J’ai emménagé chez lui, mais j’ai conservé cet appartement, officiellement pour que mes filles, Marie et Céline, puissent être indépendantes.
Officieusement, je me laissais une porte de sortie, au cas où …
Lisa est arrivée très vite. À presque quarante ans, j’étais heureuse de pouvoir à nouveau pouponner, serrer ce petit être à la peau tendre entre mes bras, le câliner et je savourais chaque minute passée avec elle.
J’étais très jeune lorsque j’ai eu mes enfants, coup sur coup, et je n’ai pas eu l’occasion de bien apprécier ces moments. Pourtant, malgré tout l’amour que je ressentais pour mon bébé, j’ai prévenu Pascal que je refusais catégoriquement de le porter seule sur mes épaules. Je l’avais fait une première fois, par la force des choses, mais il était hors de question de revivre le même scénario. Ne t’en fais pas, je m’en occuperai , a-t-il promis tendrement. Je lui ai fait confiance, il était si différent d’Hervé.
Hervé, c’est mon premier mari. Je l'ai connu au lycée, en première. Toutes les filles étaient amoureuses de lui. Pantalons pattes d’éléphant, chemise cintrée et cheveux au vent, le vrai playboy. Pourtant, c’est la plus timide qu’il a choisie et, même si je n’ai rien fait pour, je n’en étais pas peu fière. L’été de nos dix-huit ans, j’ai refusé de suivre mes parents à Saint-Malo, où nous passions toutes nos vacances, pour partir avec lui et des copains, en camping. Quand ma mère l’a appris, elle a hurlé :
— Si tu pars avec lui, tu ne remets plus les pieds à la maison.

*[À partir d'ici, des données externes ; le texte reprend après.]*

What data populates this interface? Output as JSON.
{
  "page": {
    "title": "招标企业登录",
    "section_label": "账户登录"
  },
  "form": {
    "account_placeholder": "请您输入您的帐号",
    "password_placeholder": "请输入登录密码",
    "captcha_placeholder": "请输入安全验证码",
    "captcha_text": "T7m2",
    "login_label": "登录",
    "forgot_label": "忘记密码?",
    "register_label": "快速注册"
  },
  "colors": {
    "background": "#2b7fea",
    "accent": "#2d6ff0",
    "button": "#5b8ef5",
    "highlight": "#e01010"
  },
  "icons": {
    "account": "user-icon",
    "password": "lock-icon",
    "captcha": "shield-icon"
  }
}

Ma mère est une vraie méditerranéenne, au tempérament excessif. Elle crie et menace, mais elle n’est pas méchante. J’étais majeure et sûre de mon bon droit. Je n’ai rien voulu entendre. À mon retour, deux sacs de vêtements m’attendaient sur le palier.
— Non, mais tu es sérieuse, là, maman ? lui ai-je demandé, en me moquant d’elle.
— Je t’ai prévenue. Tu as déshonoré notre nom en allant vivre avec ce garçon.
— Mais maman… On n’est plus au moyen-âge et puis je suis majeure. On est partis en vacances, ça va, on n’a tué personne.
Ma mère s'efforçait de refouler ses larmes, en prenant un air outragé. Qu’allaient dire nos voisins ? Majeure ou non, ça lui était bien égal tant que je vivais sous son toit. À ses yeux, j’étais devenue une trainée.
— Mais je vais où maintenant ?
— Retourne avec ton mec, puisque vous avez couché ensemble, a-t-elle rétorqué sèchement.
J’ai tout essayé pour l’attendrir et lui faire changer d’avis.
— Oh maman … Combien de fois dois-je te le dire, c’était juste des vacances entre copains.
— Tu ne reviens à la maison qu’à une seule condition.
Je l’ai regardée, pleine d’espoir, prête à tout accepter pour retrouver ma chambre.
— Ton père vous a trouvé un appartement en ville. Vous vous fiancez à l’automne et vous vous mariez dès qu’on aura tout organisé.
Je n’en croyais pas mes oreilles. C’était une plaisanterie.
— Tu m’as bien comprise. Fiançailles, mariage. Je ne veux pas de honte sur ma famille, a-t-elle ajouté d’un ton sans appel.
— Mais je ne veux pas me marier avec lui. Je le connais à peine. On n’a pas encore passé le bac.
— Eh bien, vous auriez dû y penser avant. Chaque acte a sa conséquence, ma fille.
C’était délirant. Elle me faisait marcher, ce n’était pas possible autrement. Pourtant, même si c’est difficile à croire aujourd’hui, elle n’a pas cédé et, pire, j’ai plié.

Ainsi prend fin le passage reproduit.